Disentangling timescales of terrestrial water storage variability

Understanding regional terrestrial water storage (TWS) is essential for efficiently managing water resources in a warming climate. The nearly twenty years of observations from GRACE/GRACE-FO missions have enabled unprecedented investigation into the spatiotemporal variability of TWS. However, it remains unclear to what extent regional TWS trends are persistent fingerprints of anthropogenic warming or natural variability in the Earth system. In particular, ambiguity arises in the potential aliasing of quasi-periodic processes operating on interannual to decadal timescales into observed decadal trends.

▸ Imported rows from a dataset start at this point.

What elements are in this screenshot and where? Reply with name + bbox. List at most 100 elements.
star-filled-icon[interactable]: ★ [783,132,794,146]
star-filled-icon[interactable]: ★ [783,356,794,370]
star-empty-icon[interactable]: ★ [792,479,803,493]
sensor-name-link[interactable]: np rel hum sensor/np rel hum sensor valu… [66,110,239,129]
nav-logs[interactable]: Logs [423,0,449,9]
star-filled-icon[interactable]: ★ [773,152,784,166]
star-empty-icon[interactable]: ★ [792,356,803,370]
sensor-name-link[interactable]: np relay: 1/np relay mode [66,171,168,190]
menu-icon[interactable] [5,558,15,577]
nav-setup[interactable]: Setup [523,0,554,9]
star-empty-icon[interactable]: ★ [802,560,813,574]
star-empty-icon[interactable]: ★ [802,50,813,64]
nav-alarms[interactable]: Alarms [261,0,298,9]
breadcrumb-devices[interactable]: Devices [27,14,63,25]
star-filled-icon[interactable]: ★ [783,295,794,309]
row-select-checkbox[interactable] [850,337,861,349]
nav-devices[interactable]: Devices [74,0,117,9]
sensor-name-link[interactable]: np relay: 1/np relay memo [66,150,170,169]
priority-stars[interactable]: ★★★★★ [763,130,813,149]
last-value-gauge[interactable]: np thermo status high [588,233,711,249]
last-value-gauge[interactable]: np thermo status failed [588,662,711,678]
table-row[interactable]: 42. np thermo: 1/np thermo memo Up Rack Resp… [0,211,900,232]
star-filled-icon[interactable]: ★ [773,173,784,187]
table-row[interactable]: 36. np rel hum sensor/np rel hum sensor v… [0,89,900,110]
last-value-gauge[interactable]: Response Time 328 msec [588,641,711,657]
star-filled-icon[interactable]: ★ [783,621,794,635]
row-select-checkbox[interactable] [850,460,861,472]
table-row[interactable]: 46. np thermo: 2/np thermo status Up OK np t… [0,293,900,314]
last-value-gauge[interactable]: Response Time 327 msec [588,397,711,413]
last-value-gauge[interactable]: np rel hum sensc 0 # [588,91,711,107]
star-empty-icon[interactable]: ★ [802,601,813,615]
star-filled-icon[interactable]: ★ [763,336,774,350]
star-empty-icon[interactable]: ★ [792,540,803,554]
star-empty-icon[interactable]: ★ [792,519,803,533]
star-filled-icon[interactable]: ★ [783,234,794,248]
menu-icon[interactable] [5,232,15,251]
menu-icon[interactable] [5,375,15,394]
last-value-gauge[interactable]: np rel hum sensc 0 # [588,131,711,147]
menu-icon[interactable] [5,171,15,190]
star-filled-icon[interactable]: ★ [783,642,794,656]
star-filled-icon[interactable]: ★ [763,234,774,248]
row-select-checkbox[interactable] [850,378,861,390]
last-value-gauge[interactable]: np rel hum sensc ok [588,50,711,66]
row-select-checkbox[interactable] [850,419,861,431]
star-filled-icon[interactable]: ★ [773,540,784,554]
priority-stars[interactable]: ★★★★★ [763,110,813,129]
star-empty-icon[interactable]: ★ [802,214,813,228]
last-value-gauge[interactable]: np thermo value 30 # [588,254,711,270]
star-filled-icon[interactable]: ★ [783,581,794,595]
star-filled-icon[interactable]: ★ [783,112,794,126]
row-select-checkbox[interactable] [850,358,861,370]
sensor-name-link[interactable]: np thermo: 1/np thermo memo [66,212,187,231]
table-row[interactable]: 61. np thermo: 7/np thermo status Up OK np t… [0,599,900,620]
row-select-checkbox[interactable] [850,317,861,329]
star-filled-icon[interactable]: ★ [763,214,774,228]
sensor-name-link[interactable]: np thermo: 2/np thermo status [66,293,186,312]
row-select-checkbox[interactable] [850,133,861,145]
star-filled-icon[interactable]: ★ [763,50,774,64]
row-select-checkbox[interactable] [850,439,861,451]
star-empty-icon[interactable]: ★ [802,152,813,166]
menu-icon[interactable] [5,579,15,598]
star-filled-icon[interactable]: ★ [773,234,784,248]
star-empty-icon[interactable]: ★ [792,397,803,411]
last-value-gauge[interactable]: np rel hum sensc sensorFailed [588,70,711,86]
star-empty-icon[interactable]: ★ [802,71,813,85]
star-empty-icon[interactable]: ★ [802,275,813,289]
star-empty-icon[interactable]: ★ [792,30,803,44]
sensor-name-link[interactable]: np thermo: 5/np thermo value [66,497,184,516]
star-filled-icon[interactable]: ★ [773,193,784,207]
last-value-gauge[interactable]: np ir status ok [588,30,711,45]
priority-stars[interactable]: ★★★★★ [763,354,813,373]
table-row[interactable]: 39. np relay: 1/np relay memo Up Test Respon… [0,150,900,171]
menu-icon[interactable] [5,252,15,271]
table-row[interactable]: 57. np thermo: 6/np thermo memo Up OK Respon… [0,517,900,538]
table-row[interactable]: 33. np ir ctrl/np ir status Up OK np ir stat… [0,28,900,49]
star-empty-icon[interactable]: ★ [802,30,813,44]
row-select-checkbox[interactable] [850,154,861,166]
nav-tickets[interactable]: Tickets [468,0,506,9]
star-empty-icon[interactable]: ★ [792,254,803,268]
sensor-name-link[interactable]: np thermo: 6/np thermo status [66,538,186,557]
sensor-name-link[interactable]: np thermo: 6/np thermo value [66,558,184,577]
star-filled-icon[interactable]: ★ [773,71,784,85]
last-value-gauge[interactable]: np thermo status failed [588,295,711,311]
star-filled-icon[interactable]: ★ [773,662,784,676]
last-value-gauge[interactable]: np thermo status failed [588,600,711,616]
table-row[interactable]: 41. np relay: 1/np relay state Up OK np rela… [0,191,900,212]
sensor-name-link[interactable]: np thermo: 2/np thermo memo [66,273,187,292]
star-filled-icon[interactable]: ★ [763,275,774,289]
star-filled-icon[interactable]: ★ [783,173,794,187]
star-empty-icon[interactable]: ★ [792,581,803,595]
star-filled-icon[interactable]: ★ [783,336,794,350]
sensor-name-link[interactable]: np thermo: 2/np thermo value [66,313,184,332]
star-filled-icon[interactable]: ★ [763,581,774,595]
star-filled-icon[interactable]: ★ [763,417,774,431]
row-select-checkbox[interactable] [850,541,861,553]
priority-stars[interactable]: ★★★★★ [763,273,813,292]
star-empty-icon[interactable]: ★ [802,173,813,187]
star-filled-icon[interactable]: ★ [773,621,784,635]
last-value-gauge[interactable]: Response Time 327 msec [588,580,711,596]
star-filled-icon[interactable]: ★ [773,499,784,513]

To alleviate this ambiguity, we leverage additional datasets that extend the TWS record in time: two statistical reconstructions of GRACE/GRACE-FO that extend the observed time-series into the past, and the suite of modeling results contained in the Community Earth System Model 2 Large Ensemble (LENS) Project. After establishing that these additional data reflect the observed variability, we assess the impact of record length on regional trends. Specifically, we address two questions:

1) Is the magnitude of observed trends anomalous relative to longer record lengths?

2) How does the dominant timescale of variability change as a function of record length and dataset?

Preliminary findings suggest that in most locations around the world, the magnitude of regional trends observed by GRACE/GRACE-FO are high compared to the reconstructions. In much of the Amazon, Central Africa, Southeast Asia, and India, the LENS dataset also shows lower variability than the observations. With spectral analysis, we find that much of these regions are dominated by interannual periodicities. Regression against climate indices gives further evidence that interannual periodicities are more important than decadal in explaining TWS variability. Such results suggest that the strong ENSO events in 2010-2011 and 2015-2016 were an important component of observed regional trends and that further observations are needed to disentangle climate variability from secular change.

© 2022. California Institute of Technology. Government sponsorship acknowledged.